The Academic Medical Center (AMC) of Amsterdam has been conducting research on the condition for the past few years.
Although it has yet to be widely recognized as a formal medical condition, AMC psychiatrist Arjan Schroeder claims this is anything but a rare disorder.
"For the people that come here, the symptoms are so severe that they are clearly suffering," he says. "They can't eat together with others, sleep in the same room, or even go to work. Misophonia has so much effect on them, that they start avoiding places. And that only makes it worse."

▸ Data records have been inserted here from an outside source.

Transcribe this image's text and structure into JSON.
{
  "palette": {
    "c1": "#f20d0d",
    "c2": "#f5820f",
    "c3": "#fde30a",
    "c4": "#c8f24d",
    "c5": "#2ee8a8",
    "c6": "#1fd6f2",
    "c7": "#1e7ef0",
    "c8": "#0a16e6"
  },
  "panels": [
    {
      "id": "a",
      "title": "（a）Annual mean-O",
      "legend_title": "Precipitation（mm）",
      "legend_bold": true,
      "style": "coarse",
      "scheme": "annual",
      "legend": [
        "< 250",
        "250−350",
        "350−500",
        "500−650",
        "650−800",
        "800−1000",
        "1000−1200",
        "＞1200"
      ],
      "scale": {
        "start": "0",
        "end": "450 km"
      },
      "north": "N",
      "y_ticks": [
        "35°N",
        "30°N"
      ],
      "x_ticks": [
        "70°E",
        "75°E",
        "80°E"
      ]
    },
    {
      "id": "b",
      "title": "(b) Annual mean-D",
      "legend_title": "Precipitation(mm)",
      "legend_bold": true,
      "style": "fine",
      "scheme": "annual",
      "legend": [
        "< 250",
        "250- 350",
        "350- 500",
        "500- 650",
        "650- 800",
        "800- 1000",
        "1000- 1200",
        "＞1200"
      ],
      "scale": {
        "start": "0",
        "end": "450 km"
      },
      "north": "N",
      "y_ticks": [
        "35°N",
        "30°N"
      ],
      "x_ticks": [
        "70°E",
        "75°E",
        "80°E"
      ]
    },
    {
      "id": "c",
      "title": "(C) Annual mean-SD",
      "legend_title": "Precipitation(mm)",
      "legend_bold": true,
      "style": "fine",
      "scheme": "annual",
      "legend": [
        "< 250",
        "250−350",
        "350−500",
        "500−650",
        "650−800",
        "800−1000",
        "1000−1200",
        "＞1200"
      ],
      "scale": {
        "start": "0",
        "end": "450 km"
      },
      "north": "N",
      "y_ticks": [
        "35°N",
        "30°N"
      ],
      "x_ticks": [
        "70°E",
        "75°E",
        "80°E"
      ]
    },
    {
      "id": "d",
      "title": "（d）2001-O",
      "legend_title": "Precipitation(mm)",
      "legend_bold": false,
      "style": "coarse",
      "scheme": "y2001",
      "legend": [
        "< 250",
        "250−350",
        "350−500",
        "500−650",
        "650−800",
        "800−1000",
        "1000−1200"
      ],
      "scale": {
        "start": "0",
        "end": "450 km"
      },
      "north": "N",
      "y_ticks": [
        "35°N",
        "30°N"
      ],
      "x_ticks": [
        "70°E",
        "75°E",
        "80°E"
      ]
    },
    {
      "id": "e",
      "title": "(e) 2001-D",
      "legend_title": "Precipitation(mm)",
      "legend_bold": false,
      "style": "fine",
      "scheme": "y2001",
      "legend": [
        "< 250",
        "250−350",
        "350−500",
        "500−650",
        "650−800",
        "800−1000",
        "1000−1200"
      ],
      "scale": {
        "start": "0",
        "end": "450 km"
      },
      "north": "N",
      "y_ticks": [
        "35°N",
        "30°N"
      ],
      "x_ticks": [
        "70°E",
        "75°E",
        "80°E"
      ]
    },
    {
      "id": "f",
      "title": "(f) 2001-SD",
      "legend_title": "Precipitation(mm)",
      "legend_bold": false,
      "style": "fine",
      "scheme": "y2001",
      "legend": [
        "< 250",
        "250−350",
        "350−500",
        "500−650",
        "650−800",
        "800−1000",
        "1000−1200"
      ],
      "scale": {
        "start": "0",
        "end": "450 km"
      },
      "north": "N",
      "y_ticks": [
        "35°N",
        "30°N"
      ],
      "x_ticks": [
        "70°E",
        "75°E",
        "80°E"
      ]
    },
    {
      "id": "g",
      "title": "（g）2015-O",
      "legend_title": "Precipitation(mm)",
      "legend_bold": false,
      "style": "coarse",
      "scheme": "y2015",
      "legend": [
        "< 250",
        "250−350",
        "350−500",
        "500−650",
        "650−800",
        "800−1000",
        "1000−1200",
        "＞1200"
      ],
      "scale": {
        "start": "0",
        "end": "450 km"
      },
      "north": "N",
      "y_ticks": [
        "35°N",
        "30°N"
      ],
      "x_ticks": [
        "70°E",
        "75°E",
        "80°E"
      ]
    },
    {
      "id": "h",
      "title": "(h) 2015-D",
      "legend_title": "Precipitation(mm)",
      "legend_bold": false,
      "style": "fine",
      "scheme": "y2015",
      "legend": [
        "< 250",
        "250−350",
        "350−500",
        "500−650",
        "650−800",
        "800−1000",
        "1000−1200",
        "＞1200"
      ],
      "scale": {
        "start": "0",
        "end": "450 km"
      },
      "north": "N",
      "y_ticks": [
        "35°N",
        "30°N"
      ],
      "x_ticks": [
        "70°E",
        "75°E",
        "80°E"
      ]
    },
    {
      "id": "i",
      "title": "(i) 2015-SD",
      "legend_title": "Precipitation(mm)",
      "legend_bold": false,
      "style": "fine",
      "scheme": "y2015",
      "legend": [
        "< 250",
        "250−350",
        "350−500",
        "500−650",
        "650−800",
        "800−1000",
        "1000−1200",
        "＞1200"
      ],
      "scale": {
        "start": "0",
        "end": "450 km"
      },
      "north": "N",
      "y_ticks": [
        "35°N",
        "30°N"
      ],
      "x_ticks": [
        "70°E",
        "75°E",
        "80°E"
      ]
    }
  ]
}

Okay, that certainly sounds like much more than just a mildly annoying part of one's day.
Schroeder and his collaborator Professor Damian Denys have published an article that argues for the legitimacy of misophonia as a disorder, but it looks like they still have some work to do when it comes to convincing the medical community.
If you're reading this and freaking out that you may have an undiagnosed condition, rest easy. According to Schroeder and Denys, misophonia exists on a wide spectrum, like most psychological disorders. There's a large portion of people who experience it on a small scale—you know, like when you roll your eyes as the dude loudly chewing gum next to you on the train.
But for those of us whose symptoms are more severe, there could be a wait before legitimate resources are available for treatment.
Hopefully the work being done at the AMC will continue gaining, so those who need help can receive it.